Day 4 - Wednesday:
“For my thoughts are not your thoughts,
neither are your ways my ways,” declares the Lord:
We didn’t get to the pouring of the slabs
today. We moved many wheelbarrow loads of fill for the foundations. We have learned that the work usually progresses and is
measured by standards to which we are unaccustomed back in Milton or
elsewhere on construction projects we have undertaken back in the States. We are reminded that we are here to “let our
light shine” by serving the people of Honduras as God prefers, which is different than
showing them how we prefer to serve.
This afternoon before we left to go back to the hotel, we had the
opportunity to visit and pray with a lady who had lost her father
recently. We prayed for God’s peace,
comfort and provision for the lady and her family. While at the lady’s home, we witnessed the
residents of the village working together along their dirt street to install
the first plumbing system in the history of the village again with tools we
would consider primitive. (It was just March of this year that the village
first had the luxury of electricity.)
Earlier
in the day we had experienced digging a footer in the ground for a small
front porch that each home will have across the front. The black ground was as hard or harder than
any hard pan soil most of us had ever seen.

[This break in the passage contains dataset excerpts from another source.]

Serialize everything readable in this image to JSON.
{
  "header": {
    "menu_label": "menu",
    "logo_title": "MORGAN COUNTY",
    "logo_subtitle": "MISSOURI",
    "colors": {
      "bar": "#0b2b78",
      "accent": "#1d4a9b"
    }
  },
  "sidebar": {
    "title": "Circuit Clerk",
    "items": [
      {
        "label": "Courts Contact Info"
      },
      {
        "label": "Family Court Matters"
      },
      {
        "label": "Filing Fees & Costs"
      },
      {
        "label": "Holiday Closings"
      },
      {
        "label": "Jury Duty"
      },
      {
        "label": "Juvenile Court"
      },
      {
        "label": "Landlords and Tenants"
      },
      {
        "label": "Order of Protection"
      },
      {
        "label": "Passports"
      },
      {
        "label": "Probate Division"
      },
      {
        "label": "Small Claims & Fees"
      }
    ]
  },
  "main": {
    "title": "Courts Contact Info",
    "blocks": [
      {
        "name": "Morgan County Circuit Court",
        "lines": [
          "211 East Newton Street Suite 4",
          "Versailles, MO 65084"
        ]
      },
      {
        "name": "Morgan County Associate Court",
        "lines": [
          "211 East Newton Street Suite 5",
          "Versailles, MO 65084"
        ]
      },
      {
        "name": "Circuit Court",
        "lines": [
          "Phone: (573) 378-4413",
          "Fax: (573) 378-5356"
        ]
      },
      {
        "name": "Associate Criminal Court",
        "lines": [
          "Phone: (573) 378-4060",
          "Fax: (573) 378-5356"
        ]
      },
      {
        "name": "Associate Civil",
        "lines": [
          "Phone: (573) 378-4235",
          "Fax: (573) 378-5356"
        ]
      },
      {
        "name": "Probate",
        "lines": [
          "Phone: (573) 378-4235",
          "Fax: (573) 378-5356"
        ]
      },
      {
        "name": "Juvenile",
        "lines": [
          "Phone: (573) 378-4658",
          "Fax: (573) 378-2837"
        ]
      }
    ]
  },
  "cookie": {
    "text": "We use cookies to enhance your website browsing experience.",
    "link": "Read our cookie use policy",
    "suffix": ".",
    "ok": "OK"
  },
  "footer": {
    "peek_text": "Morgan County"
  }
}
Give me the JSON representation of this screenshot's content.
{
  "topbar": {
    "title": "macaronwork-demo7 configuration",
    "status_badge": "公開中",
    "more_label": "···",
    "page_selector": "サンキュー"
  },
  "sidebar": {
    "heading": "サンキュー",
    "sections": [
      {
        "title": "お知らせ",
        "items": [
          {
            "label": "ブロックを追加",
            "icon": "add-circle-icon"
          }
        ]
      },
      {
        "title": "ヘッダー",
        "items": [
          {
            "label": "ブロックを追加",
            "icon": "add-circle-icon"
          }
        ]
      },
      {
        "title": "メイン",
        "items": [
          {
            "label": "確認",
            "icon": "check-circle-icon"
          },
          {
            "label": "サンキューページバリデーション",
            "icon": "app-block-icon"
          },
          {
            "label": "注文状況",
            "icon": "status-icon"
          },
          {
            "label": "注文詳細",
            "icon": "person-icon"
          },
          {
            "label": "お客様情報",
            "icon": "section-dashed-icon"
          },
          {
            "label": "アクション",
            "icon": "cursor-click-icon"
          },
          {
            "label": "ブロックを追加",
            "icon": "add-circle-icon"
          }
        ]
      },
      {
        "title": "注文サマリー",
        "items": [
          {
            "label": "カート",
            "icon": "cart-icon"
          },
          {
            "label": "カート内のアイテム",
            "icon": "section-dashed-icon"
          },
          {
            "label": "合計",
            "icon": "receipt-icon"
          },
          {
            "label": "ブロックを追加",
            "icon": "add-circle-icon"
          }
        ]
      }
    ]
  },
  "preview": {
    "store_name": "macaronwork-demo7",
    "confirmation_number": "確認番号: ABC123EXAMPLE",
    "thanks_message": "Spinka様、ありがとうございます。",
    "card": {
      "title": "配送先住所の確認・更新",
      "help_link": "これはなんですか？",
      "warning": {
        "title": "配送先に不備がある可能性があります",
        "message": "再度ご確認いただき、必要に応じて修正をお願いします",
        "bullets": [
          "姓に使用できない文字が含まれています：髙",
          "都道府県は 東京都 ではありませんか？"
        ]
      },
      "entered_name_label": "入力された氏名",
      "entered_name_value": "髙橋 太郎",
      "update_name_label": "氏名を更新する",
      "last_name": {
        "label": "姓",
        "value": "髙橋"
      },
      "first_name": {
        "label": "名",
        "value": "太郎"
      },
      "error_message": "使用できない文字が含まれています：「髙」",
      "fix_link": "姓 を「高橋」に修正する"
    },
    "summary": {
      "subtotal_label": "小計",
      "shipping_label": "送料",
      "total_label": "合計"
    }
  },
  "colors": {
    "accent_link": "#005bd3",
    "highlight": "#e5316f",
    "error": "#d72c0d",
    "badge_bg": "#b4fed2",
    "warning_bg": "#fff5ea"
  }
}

It was so hard that a pick ax was required to break it up before we
could even dent it with a shovel that creaked and bent as we pried at the
earth.
The focus and determination of
the residents to make their village a better place to live is remarkable and
heartwarming. Whether or not we get to
pour a slab tomorrow, we pray that our final day in the village will bring glory to God and be a testimony to the love of Christ in our lives.